When going from a white wine or a light beer or cider to a red wine or a dark beer or cider, you don’t need to rinse your glass. But when going from dark to light, it’s best to give your glass a quick rinse. Also, don’t feel like you must taste all of the lighter drinks before starting on the more full-bodied pours. As Dutton notes, “In  Burgundy, you often taste reds first (à la bourguignonne), and switching back and forth can help avoid fatigue and reset your palate.” 

During the event, Parmer advises taking notes and photos so you can remember what you like. “Ask questions, take photos of your favorite bottles, jot down information and capture tasting notes. A full evening of tasting generates a lot of information and can be hard to remember the next day—don’t lose track of your favorites!” 

Many festival events have a to-go bottle/can shop that will offer you a selection of limited releases that may be hard to find elsewhere.

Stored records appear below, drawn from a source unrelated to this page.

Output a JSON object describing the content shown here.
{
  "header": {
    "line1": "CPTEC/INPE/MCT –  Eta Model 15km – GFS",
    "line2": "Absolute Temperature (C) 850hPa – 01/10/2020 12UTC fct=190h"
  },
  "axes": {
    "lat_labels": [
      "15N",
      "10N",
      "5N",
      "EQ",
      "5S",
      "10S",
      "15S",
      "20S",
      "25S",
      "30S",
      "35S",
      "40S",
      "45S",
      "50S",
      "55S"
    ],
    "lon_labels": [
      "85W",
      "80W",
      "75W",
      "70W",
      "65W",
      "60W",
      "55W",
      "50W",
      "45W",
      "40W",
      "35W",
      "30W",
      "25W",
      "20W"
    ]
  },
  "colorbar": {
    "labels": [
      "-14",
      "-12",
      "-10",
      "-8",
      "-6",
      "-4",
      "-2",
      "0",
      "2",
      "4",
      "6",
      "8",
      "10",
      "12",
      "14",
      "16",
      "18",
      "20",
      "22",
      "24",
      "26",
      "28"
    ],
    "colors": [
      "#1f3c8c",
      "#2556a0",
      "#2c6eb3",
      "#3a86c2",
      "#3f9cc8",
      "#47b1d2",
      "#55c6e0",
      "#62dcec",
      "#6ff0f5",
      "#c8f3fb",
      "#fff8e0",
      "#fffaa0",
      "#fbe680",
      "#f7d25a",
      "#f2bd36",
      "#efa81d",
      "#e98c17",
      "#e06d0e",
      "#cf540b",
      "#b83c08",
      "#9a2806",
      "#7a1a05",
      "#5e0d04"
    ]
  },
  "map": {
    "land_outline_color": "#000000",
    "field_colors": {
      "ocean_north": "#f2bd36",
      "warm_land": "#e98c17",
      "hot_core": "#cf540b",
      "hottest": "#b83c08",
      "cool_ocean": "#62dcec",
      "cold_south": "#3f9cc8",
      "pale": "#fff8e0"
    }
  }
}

According to Daisy-Ensign, “Shopping on-site supports the producers participating in the event, as well as giving you a perfect parting gift to your experience and can encourage you to feel great about leaving the event early.” She also suggests having a designated driver or hiring a transportation service, as having your ride home handled ensures you’ll truly enjoy your tasting. 

Post-Festival Protocol

Once the festival is over and you had a good experience, Hoyle recommends leaving positive reviews to help the festival grow. “Only leave a negative comment if there’s something that people need to know about, like no water stations, or something that the producers forgot that is crucial to event-goers. People searching for fun events are more likely to see the festival when they do a Google search.”